After two and a half months at Starship Hospital, Cleverley-Bisman was well enough to move to the Wilson Home in Takapuna, North Shore City, for three months of rehabilitation. Wriggling had kept her muscles relatively fit; she was able to roll over, and even put a cup to her mouth without the use of prosthetics. She returned to her home in Waiheke in November, just in time to celebrate her first birthday.

As part of her rehabilitation process, she played with toys and exercised on a daily basis. She took her first solo steps using prosthetic legs and crutches in September 2008, and no longer needed crutches by October 2009.

In December 2008, then aged five, Charlotte won TVNZ's inaugural Attitude Spirit award.

==Later life==
By 2010, Charlotte had outgrown her prosthetic limbs and the family made a plea for help.
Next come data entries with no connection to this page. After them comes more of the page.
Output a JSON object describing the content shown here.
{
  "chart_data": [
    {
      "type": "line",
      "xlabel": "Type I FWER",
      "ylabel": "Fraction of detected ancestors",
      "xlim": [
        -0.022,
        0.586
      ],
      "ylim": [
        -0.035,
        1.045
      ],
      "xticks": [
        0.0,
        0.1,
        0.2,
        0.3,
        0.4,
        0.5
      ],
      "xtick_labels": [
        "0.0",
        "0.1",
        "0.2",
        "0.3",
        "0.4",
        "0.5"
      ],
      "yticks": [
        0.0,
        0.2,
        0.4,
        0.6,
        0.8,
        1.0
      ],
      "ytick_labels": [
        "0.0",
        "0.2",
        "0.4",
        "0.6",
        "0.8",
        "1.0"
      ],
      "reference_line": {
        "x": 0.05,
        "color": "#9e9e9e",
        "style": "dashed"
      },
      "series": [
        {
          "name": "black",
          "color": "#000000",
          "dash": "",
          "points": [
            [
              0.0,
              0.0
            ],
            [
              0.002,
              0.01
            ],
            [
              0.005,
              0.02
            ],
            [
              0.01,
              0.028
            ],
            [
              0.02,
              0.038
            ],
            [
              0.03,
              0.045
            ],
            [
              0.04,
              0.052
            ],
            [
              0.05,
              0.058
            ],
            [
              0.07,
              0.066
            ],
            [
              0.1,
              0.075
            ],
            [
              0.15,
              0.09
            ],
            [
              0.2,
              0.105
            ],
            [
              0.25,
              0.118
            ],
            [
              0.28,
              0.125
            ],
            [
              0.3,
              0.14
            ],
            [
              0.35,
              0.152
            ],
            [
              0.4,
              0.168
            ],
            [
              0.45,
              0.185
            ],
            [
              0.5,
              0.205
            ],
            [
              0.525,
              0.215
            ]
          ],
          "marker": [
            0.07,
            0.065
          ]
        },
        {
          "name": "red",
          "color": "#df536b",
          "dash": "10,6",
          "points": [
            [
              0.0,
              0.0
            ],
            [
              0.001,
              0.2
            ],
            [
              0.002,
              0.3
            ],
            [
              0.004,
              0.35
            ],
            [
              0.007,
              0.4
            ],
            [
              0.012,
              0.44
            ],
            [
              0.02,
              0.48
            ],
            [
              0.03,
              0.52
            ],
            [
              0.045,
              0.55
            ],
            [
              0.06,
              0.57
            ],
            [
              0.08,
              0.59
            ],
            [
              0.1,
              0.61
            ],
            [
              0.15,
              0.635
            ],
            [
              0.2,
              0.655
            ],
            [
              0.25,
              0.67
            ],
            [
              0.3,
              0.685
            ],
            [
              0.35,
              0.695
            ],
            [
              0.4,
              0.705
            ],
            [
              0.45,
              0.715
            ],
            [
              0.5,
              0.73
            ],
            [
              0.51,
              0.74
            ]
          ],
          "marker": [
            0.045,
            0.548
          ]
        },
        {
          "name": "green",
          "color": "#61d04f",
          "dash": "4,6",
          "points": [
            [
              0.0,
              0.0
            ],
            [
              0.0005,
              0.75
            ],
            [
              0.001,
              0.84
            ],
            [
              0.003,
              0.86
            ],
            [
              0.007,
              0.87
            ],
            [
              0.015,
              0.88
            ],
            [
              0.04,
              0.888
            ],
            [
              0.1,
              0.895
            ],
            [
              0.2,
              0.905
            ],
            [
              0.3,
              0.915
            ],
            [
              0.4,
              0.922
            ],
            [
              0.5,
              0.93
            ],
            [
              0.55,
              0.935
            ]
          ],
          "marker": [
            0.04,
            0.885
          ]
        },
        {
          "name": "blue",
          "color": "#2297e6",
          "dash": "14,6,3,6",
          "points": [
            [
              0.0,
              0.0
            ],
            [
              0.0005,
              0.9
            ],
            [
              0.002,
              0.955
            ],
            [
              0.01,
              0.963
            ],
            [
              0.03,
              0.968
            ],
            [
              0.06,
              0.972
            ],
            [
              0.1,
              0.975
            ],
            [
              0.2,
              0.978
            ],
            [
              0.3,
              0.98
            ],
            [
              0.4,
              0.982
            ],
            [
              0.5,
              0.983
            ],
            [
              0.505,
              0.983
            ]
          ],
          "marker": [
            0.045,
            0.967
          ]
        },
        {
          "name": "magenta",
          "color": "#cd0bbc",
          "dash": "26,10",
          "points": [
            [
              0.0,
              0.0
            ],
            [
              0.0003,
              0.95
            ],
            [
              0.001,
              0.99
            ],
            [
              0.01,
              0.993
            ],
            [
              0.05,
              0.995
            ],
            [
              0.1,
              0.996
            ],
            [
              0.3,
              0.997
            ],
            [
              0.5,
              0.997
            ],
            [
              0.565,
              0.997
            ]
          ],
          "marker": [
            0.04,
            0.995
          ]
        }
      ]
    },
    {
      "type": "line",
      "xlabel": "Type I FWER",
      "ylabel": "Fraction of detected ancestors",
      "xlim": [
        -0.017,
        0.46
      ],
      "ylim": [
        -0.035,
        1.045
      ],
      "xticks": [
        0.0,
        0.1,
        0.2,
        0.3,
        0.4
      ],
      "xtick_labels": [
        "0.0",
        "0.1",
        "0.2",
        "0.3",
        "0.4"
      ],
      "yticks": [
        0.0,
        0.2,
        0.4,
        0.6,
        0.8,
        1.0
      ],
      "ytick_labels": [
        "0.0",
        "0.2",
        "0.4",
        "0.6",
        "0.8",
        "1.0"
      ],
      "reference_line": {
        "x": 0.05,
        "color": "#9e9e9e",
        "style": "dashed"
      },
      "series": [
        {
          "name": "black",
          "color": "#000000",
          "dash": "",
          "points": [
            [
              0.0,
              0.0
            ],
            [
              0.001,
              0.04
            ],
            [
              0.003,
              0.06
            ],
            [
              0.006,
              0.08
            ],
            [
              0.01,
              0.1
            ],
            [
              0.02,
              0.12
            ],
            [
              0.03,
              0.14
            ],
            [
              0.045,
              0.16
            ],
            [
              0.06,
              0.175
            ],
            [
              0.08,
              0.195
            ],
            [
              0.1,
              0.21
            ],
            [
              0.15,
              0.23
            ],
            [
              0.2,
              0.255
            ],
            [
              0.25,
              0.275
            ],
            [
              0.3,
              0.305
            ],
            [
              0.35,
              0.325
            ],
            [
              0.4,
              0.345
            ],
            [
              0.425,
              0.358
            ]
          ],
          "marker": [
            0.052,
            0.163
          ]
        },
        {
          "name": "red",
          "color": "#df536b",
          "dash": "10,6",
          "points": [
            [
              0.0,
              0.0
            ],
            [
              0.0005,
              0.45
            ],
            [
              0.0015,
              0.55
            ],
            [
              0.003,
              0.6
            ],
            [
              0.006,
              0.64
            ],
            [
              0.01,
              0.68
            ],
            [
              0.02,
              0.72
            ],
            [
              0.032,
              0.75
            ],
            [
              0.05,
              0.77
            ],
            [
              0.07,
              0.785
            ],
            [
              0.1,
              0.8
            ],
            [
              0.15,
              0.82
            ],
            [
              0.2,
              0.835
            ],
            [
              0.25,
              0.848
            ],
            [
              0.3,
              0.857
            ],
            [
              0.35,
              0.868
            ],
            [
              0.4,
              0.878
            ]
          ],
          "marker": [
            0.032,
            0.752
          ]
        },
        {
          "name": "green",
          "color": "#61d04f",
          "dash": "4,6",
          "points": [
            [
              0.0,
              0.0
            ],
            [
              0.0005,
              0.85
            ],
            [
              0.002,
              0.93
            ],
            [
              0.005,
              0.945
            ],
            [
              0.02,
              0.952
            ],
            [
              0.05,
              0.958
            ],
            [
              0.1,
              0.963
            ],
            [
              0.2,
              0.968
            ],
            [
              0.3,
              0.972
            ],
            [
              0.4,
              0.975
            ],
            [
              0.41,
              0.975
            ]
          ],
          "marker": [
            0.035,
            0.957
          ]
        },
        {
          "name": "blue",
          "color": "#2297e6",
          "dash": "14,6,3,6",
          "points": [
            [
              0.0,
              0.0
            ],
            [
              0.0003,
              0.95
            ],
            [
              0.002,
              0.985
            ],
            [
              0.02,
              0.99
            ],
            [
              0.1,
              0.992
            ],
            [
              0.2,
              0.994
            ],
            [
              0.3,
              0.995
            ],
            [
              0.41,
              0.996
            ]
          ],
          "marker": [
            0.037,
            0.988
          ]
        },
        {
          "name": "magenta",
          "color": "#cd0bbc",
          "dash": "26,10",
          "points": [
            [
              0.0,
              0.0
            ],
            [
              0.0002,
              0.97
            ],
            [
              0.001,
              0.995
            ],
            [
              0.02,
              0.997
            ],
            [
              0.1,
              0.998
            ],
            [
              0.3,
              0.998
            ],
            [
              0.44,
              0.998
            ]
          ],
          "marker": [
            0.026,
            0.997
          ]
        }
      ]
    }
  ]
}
In August 2011, Charlotte and her parents made a fourth trip to Camp No Limits, a camp for children with limb loss and also includes the parents, where she received physical therapy and learned to walk on new limbs. According to The New Zealand Herald the father stated that "the process would be an annual event, given Charlotte is still growing and therefore growing out of her prosthetics in a matter of a few months."

During her 2013 stay at Camp No Limits, Charlotte mentored other young meningitis amputees. By the age of 13, Charlotte took up several sports, such as surfing, skydiving and boxing.

== Public awareness and support==
During Cleverley-Bisman's hospital stay, donors had given hundreds of gifts and around NZ$60,000 for her care; however, expenses were such that this would last less than a year. Following her hospitalisation, a trust was set up in her name. The primary mission of the trust was to provide for Cleverley-Bisman's life necessities, and the secondary goal of the foundation is to increase awareness of meningitis/meningococcal disease.

Cleverley-Bisman's illness and the surrounding interest generated much exposure of the issue of immunisation for meningococcal disease, and her case has been cited as helping spur immunisation drives. As a result of her case, her father helped publicise the availability of vaccination to help ensure that as many people are vaccinated as possible.